Il fut jugé et condamné par contumace cinq mois après, et fit aux Rochers une nouvelle visite à madame de Sévigné, qui raconte ainsi ce fait à sa fille: «L'autre jour, Pomenars passa par ici; il venait de Laval, où il trouva une grande assemblée de peuple; il demanda ce que c'était: C'est, lui dit-on, que l'on pend un gentilhomme qui avait enlevé la fille du comte de Créance. Cet homme-là, sire, c'était lui-même[ [38]. Il approcha, il trouva que le peintre l'avait mal habillé; il s'en plaignit; il alla souper et coucher chez les juges qui l'avaient condamné. Le lendemain, il vint ici se pâmant de rire; il en partit cependant de grand matin le jour d'après[ [39].» Il se rendit ensuite à Paris, et nous le retrouvons assistant à une représentation de Bajazet, où était madame de Sévigné. «Au-dessus de M. le duc, dit-elle, était Pomenars avec les laquais, le nez dans son manteau, parce que le comte de Créance le veut faire pendre, quelque résistance qu'il fasse[ [40].»
Pour qui ne connaît pas ces temps, tout paraît mystérieux dans la vie de ce don Juan breton, et dans l'indulgence dont il était l'objet. Les témoignages d'amitié que ne craignaient pas de lui donner des personnes recommandables sont une chose si étrange, qu'ils ont besoin de quelques explications. Nous apprenons que, huit jours après cette représentation de Bajazet, Pomenars fut taillé de la pierre; qu'il reçut la visite de la duchesse de Chaulnes et de madame de Sévigné. Elle écrit à sa fille: «Madame de Chaulnes m'a donné l'exemple de l'aller voir. Sa pierre est grosse comme un petit œuf: il caquette comme une accouchée; il a plus de joie qu'il n'a eu de douleur; et, pour accomplir la prophétie de M. de Maillé, qui dit à Pomenars qu'il ne mourrait jamais sans confession, il a été, avant l'opération, à confesse au grand Bourdaloue. Ah! c'était une belle confession que celle-là! il y fut quatre heures. Je lui ai demandé s'il avait tout dit; il m'a juré que oui, et qu'il ne pesait pas un grain. Il n'a point langui du tout après l'absolution, et la chose s'est fort bien passée. Il y avait huit ou dix ans qu'il ne s'était confessé, et c'était le mieux. Il me parla de vous, et ne pouvait se taire, tant il est gaillard[ [41].»

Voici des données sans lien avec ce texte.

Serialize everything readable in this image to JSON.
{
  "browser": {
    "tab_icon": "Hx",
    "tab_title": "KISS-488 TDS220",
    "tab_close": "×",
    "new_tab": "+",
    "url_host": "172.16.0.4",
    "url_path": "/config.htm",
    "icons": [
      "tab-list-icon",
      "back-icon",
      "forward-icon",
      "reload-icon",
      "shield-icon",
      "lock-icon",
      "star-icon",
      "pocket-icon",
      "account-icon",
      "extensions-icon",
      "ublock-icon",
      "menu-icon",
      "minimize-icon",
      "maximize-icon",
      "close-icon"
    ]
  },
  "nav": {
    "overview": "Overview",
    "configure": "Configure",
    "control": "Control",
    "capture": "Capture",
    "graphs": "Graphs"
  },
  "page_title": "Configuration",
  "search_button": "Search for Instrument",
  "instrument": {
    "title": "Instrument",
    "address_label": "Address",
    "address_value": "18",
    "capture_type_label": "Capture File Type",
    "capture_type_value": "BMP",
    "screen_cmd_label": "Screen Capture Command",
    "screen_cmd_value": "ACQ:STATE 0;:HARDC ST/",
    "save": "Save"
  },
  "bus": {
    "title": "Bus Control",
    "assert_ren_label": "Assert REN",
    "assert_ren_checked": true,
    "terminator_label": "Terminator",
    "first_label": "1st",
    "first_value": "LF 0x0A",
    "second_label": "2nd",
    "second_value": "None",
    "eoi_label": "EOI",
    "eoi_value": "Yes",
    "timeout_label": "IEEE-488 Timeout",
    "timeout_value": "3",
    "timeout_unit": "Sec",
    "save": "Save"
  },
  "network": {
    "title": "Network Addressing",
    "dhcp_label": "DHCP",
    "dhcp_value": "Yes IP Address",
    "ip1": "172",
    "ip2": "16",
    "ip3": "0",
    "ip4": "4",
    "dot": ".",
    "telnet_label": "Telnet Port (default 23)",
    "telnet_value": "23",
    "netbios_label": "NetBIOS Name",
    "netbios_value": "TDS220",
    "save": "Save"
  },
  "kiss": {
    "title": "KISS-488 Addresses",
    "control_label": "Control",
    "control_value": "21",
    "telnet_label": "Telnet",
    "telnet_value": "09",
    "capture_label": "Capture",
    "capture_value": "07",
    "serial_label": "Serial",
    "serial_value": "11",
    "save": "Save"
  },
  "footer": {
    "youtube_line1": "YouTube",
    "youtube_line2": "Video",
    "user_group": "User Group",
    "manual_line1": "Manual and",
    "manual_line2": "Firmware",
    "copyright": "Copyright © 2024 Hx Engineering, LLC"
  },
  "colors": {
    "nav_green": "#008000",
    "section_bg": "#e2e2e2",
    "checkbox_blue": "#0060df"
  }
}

On ne peut douter que madame de Sévigné et la duchesse de Chaulnes ne fussent parfaitement instruites de la vie scandaleuse de Pomenars. Madame de Sévigné, quinze jours après la lettre que nous venons de citer, ayant à mander à sa fille cet affreux procès de la Voisin l'empoisonneuse, dans lequel tant de grands personnages se trouvèrent compromis, lui dit: «Pomenars a été taillé; vous l'ai-je dit? Je l'ai vu; c'est un plaisir que de l'entendre parler de tous ces poisons; on est tenté de lui dire: Est-il possible que ce seul crime vous soit inconnu[ [42]?»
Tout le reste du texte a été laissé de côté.